Covington is a city in Kenton County, Kentucky, United States. As of the 2010 census, the city population was 40,640; it is the fifth-most-populous city in Kentucky. It is one of two county seats of Kenton County. Covington is located at the confluence of the Ohio and Licking Rivers. Covington is part of the Cincinnati – Northern Kentucky metropolitan area and is separated from Cincinnati by the Ohio River and from Newport by the Licking River. Covington is located within the Upland South region of the United States of America.

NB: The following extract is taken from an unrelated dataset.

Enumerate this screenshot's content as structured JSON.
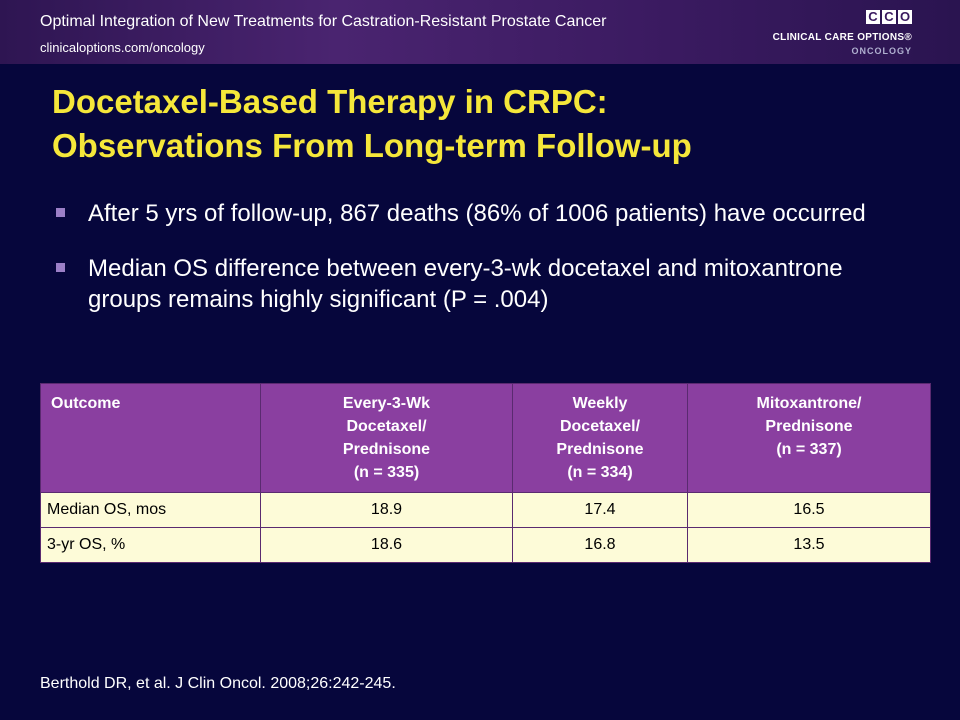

Covington was established in 1814 when John Gano, Richard Gano, and Thomas Carneal purchased 150 acres (0.6 km2) on the west side of the Licking River at its confluence with the Ohio River, referred to as "the Point," from Thomas Kennedy for $50,000. The city was incorporated by the Kentucky General Assembly a year later. Covington experienced growth during most of the 19th century, only to decline during the Great Depression and the middle 20th century. The city has seen some redevelopment during the late 20th and early 21st centuries.
In 1912, city leaders attempted to acquire a baseball franchise in the Class D Blue Grass League; the Cincinnati Reds, whose park was just five miles away across the Ohio River, nixed the move. Instead (after several larger cities backed out), Covington was awarded a team in the new "outlaw" circuit, the Federal League.